1. You do have a choice
The changes have to come from inside you. You have no control over the behavior of others, but you can change the way you react to others. You CAN say “No!” Sometimes, you SHOULD say it. People do not have the right to control your life or to demand things from you.
2. Know your own priorities and values
Knowing your priorities and values helps you stop trying to please others all the time. You know when you feel comfortable saying no or saying yes. Ask yourself, “What are the most important things to me? Is it important to me to do what this person is asking, or do I feel uncomfortable about doing this person a favor? If I can do it, and I don’t mind doing it, then ok. If I don’t have the time, or it goes against my prinicples, then I can say no.”

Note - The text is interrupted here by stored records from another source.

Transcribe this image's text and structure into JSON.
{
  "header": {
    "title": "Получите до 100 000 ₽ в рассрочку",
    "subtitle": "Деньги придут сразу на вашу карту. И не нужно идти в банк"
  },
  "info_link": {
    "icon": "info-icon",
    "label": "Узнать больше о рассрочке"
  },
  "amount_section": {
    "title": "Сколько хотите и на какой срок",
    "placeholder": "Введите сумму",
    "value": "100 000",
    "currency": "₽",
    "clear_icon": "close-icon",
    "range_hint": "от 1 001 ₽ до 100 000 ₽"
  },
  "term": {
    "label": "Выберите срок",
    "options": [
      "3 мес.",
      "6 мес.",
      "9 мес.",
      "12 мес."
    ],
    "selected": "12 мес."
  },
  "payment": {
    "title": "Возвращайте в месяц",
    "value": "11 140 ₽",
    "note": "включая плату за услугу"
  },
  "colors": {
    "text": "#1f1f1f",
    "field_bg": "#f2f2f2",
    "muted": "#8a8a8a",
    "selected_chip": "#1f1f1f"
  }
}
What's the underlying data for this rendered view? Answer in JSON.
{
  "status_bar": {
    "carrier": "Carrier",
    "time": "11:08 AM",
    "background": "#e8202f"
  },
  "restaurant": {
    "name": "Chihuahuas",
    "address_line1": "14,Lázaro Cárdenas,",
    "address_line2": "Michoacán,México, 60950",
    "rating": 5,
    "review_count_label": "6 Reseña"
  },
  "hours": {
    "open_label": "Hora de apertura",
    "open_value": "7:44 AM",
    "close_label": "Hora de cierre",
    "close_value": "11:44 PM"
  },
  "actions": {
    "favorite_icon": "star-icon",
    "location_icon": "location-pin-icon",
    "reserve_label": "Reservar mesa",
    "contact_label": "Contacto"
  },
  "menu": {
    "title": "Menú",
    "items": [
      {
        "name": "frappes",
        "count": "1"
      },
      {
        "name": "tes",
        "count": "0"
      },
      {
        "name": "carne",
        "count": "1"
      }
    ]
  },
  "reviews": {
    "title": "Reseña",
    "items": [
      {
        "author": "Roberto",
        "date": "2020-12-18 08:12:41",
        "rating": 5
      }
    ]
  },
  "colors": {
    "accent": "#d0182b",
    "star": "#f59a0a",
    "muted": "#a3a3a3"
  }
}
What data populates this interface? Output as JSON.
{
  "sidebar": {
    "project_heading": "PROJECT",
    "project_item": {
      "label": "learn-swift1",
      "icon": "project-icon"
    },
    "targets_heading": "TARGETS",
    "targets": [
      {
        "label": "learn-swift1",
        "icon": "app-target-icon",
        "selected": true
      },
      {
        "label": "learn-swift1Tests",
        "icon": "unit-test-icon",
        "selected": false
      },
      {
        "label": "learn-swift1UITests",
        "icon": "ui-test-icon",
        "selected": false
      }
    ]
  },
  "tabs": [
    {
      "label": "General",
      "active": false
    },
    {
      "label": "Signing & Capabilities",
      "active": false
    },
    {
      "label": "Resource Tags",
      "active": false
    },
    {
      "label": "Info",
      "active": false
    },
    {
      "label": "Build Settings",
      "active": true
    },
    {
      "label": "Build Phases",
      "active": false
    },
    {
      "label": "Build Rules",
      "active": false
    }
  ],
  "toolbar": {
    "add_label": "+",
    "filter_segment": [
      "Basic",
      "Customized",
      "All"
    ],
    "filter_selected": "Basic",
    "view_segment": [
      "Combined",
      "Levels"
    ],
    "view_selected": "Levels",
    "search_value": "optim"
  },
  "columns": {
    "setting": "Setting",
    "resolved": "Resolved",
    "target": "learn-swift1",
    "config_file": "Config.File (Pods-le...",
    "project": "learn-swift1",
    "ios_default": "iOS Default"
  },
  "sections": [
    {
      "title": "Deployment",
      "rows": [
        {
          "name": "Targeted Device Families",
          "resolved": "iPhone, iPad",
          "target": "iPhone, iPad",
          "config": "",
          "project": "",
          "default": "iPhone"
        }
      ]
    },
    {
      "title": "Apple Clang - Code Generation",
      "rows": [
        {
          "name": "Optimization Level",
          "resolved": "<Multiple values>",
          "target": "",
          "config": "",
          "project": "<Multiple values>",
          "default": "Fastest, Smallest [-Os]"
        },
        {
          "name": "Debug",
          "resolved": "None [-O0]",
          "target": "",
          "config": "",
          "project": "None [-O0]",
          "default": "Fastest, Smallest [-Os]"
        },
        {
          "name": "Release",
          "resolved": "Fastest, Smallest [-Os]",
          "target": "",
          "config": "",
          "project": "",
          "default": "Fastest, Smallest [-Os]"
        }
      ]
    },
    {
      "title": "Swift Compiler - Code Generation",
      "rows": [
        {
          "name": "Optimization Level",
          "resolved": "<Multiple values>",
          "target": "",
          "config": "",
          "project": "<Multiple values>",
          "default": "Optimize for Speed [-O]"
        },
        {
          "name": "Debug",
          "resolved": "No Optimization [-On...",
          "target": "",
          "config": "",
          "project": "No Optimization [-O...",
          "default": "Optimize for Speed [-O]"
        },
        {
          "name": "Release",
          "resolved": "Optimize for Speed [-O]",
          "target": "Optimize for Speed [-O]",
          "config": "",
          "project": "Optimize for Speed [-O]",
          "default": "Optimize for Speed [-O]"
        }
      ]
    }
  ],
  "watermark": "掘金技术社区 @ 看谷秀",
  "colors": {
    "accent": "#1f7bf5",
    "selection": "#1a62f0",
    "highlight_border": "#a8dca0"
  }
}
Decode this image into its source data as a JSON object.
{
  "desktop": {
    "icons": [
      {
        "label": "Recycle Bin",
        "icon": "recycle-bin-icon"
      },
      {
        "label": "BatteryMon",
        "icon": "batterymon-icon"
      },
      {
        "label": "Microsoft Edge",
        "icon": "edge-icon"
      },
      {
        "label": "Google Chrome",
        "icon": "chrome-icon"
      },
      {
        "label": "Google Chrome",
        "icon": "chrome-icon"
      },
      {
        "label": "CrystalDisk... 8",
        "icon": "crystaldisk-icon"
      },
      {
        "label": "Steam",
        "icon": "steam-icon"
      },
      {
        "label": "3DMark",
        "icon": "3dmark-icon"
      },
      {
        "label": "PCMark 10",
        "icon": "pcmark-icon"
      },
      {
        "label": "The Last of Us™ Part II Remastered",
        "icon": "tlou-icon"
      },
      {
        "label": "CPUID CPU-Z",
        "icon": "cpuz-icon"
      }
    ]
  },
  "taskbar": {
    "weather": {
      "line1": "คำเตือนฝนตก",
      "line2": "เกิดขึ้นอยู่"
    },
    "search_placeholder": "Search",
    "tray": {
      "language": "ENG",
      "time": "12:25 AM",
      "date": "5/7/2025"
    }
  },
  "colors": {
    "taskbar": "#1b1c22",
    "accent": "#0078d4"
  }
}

3. Don’t give an immediate answer
If you need time to think and consider, then say so. Don’t give in to your innate need to agree when your gut is telling you “don’t do it.!” You need to ask yourself if you really want to help; if the thing asked of you goes against your beliefs or sense of ethics; if you have the time and resources; or if you have done enough for this person with no return at all.
4. Set Limits
Tell the person you have only two hours available, or whatever is a reasonable.
5. Decide whether or not you’re being manipulated
Users are great flatterers. They’ll tell you you’re the best at this job, no one else can do it like you can, if you don’t do it everyone will be SO disappointed. You bake the BEST cake! You make the BEST potato salad. . . .Don’t fall for it. If you want to do the task, fine. If you don’t, just say no.